Забытый фашизм: Ионеско, Элиаде, Чоран | страница 94
Первая неприятность: ему не удалось уклониться от призыва на военную службу, которую он проходил в Сибиу в качестве рядового солдата-артиллериста. Молодой философ, который столь одобрял уничтожение критического духа и так воспевал молодежь в форме, надев ее, чувствовал себя не слишком хорошо. В своих письмах он не переставал жаловаться по поводу идиотизма начальства, разносить государство, «укравшее у него индивидуальность» и в конце концов добился перевода в писари. Все это совершенно не помешало ему годом позже, в марте 1937 г., публично и громогласно, но совершенно непоследовательно заявлять о приверженности убеждениям, приобретенным в Рейхе. В стремлении заставить своих читателей отказаться от личной свободы, став под знамена Капитана, Чоран писал: «Толпа требует, чтобы ею командовали. Самые возвышенные видения, вызывающие экстаз звуки небесных сфер не воспламеняют так, как военный марш. Адаму следовало бы быть адъютантом»[280]. Следует отметить, что центральной фигурой в творчестве Эжена Ионеско выступает именно адъютант, в частности, адъютант, не расстающийся с формой даже в постели, т. е. превратившийся в адъютанта полностью, метафизически. Для драматурга это основной символ социальной отчужденности, человека, переставшего быть человеком и полностью отождествленного со своей служебной функцией[281].

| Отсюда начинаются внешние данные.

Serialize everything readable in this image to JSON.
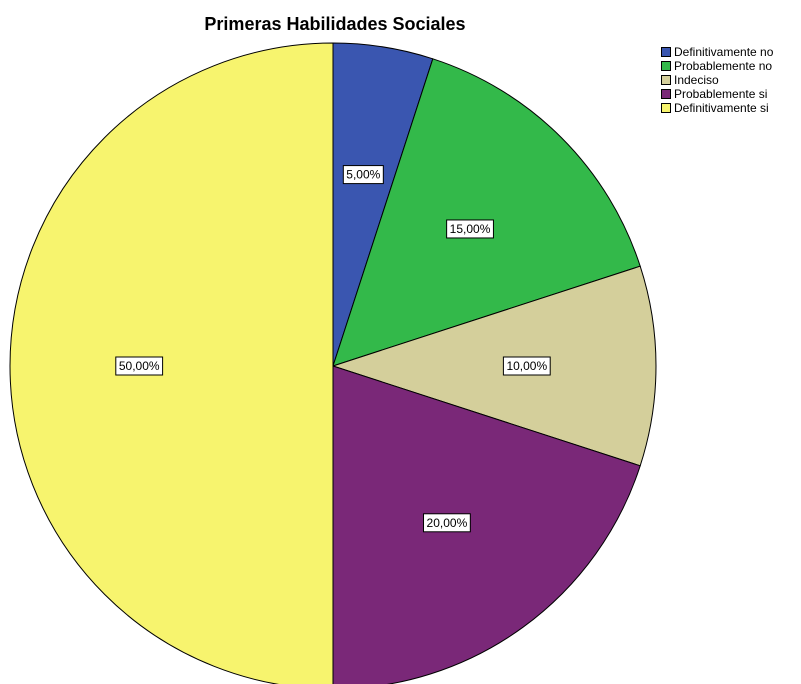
{
  "chart_data": {
    "type": "pie",
    "title": "Primeras Habilidades Sociales",
    "legend_position": "top-right",
    "slices": [
      {
        "label": "Definitivamente no",
        "value": 5.0,
        "display": "5,00%",
        "color": "#3a56b0"
      },
      {
        "label": "Probablemente no",
        "value": 15.0,
        "display": "15,00%",
        "color": "#33b94a"
      },
      {
        "label": "Indeciso",
        "value": 10.0,
        "display": "10,00%",
        "color": "#d4cf9b"
      },
      {
        "label": "Probablemente si",
        "value": 20.0,
        "display": "20,00%",
        "color": "#7a2878"
      },
      {
        "label": "Definitivamente si",
        "value": 50.0,
        "display": "50,00%",
        "color": "#f7f46e"
      }
    ]
  }
}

По завершении нескольких мучительных месяцев в армии Чоран переживает поистине уникальный для своей биографии период: в первый и последний раз в жизни он «работает». Он принят на 1936/37 учебный год преподавателем философии в лицей им. Андрея Сагуны в Брашове. Перед этим Чоран сдавал экзамен на право занятия преподавательской деятельностью и выдержал его первым среди экзаменующихся. Эти годы были исключительно плодотворными: он написал подряд три больших работы — в 1936 г. «Книгу обманов» и «Преображение Румынии». В 1937 г. было опубликовано его знаменитое эссе о религии «Слезы и святые», которое, как и предыдущие работы, вызвало среди читателей шок. Оно, кстати, совершенно не понравилось его другу Мирче Элиаде, в тот момент переживавшему пик увлечения легионерским православием. В исключительно неблагоприятной рецензии («Vremea» 16.1.1939) Элиаде приводил Чорана как трагический пример тех крайностей, до которых могут довести «тушение в собственном соку», страсть к парадоксу и поношениям.

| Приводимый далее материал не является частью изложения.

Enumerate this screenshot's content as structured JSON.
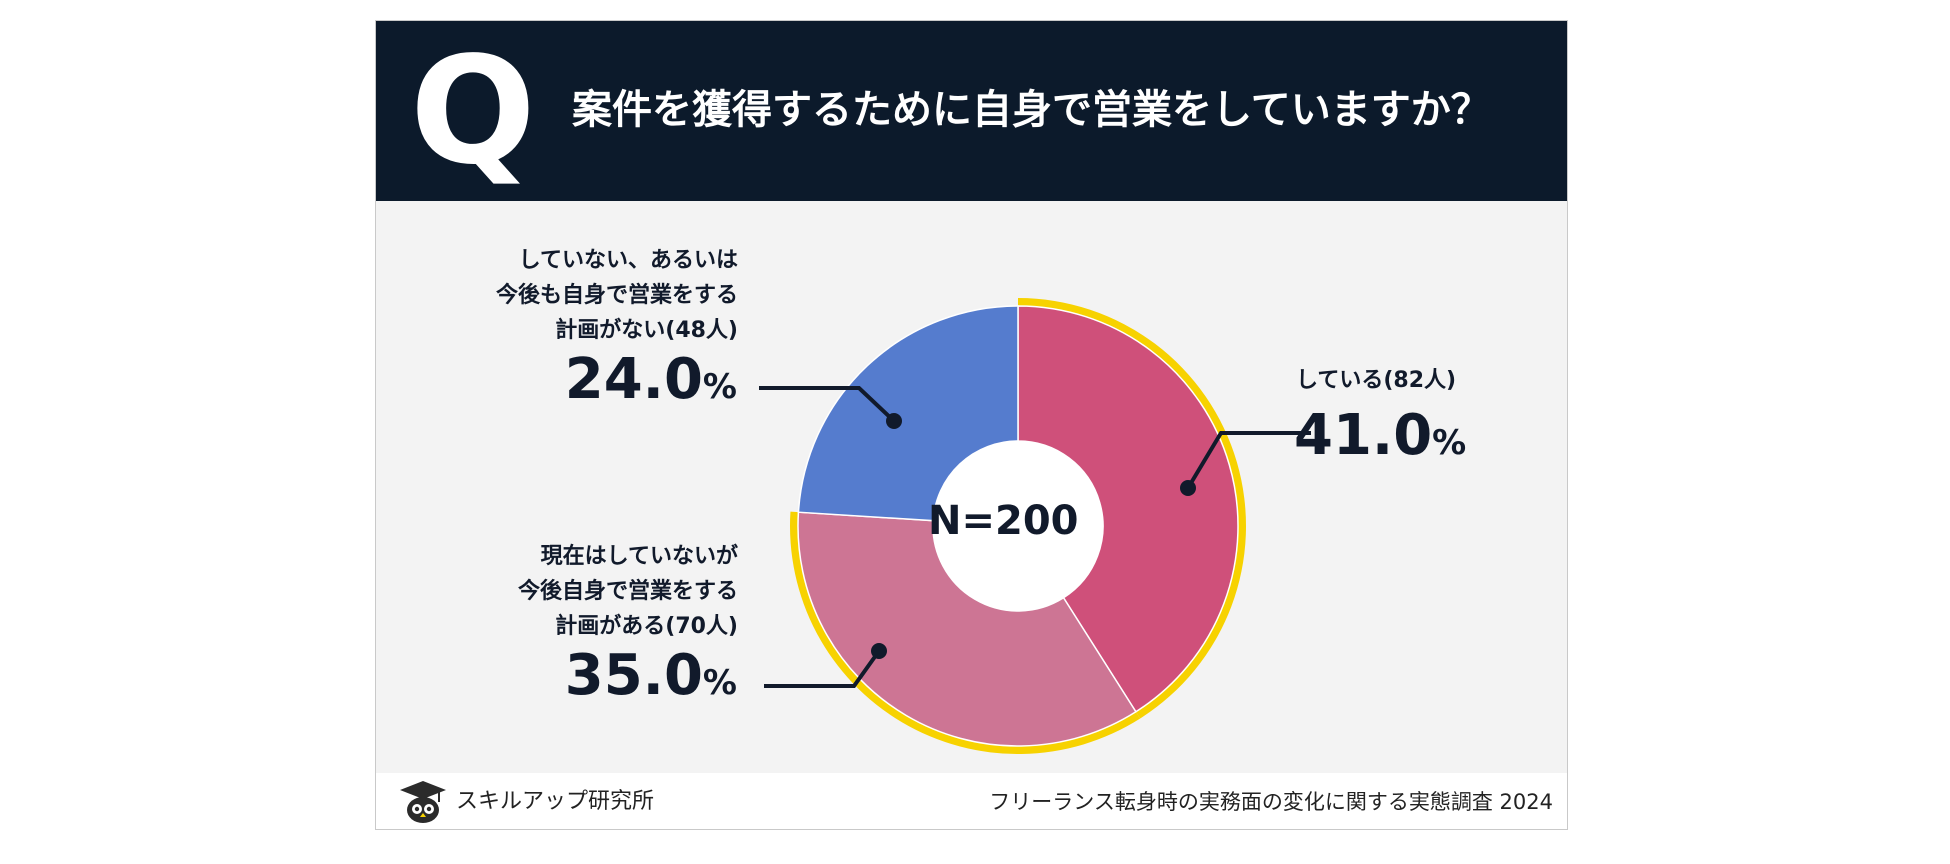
{
  "header": {
    "q_mark": "Q",
    "question": "案件を獲得するために自身で営業をしていますか？"
  },
  "chart_data": {
    "type": "pie",
    "center_label": "N=200",
    "slices": [
      {
        "label": "している(82人)",
        "value": 41.0,
        "value_text": "41.0",
        "unit": "%",
        "color": "#cf507a",
        "highlighted": true
      },
      {
        "label": "現在はしていないが\n今後自身で営業をする\n計画がある(70人)",
        "value": 35.0,
        "value_text": "35.0",
        "unit": "%",
        "color": "#cd7594",
        "highlighted": true
      },
      {
        "label": "していない、あるいは\n今後も自身で営業をする\n計画がない(48人)",
        "value": 24.0,
        "value_text": "24.0",
        "unit": "%",
        "color": "#557cce",
        "highlighted": false
      }
    ],
    "highlight_color": "#f7d200"
  },
  "footer": {
    "logo_text": "スキルアップ研究所",
    "caption": "フリーランス転身時の実務面の変化に関する実態調査 2024"
  }
}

По свидетельству самого Чорана, в лицее за ним быстро закрепилась репутация слабоумного. Его ученики вовсе не считали его анекдотическим персонажем. Их отношение дает возможность измерить масштабы его известности в момент публикации «Преображения», которое имело для его творчества такое же значение, как «Обращение к немецкой нации» — для творчества Фихте. Приведем свидетельство писателя Стефана Бачу, в выпускном классе учившегося у Чорана. Бывший ученик вспоминает о его первом появлении. Это случилось солнечным сентябрьским утром. Дверь класса отворилась, и вошел новый преподаватель философии и логики. Это был «сам» Эмил Чоран, чьи эссе уже были знакомы его будущим ученикам. Большинство из них считало его «ужасным ребенком» Молодого поколения. Было также известно, что он стал лауреатом первой премии Королевских фондов в 1934 г. и был лучшим среди сдавших экзамен на право занятий преподавательской деятельностью. «Войдя в класс, Чоран был встречен шквалом аплодисментов. Новый преподаватель, немного смутившись, слегка поклонился, а затем после небольшой паузы произнес слова, запомнившиеся мне на всю жизнь: «Вместо того чтобы мне аплодировать, спойте лучше «Похоронный марш» Шопена. Быть первым по результатам экзамена на профессию — стыдно». Наступило долгое молчание, прерванное кем-то с «Камчатки»: «Долой первых!» Чоран улыбнулся и поблагодарил. Это был молодой человек 27 лет, одетый строго и элегантно: на нем были серый костюм, синий галстук, белоснежная рубашка и черные башмаки. Платочек, выглядывавший из кармана пиджака, придавал ему вид денди: он смотрелся как настоящий Господин из Трансильвании»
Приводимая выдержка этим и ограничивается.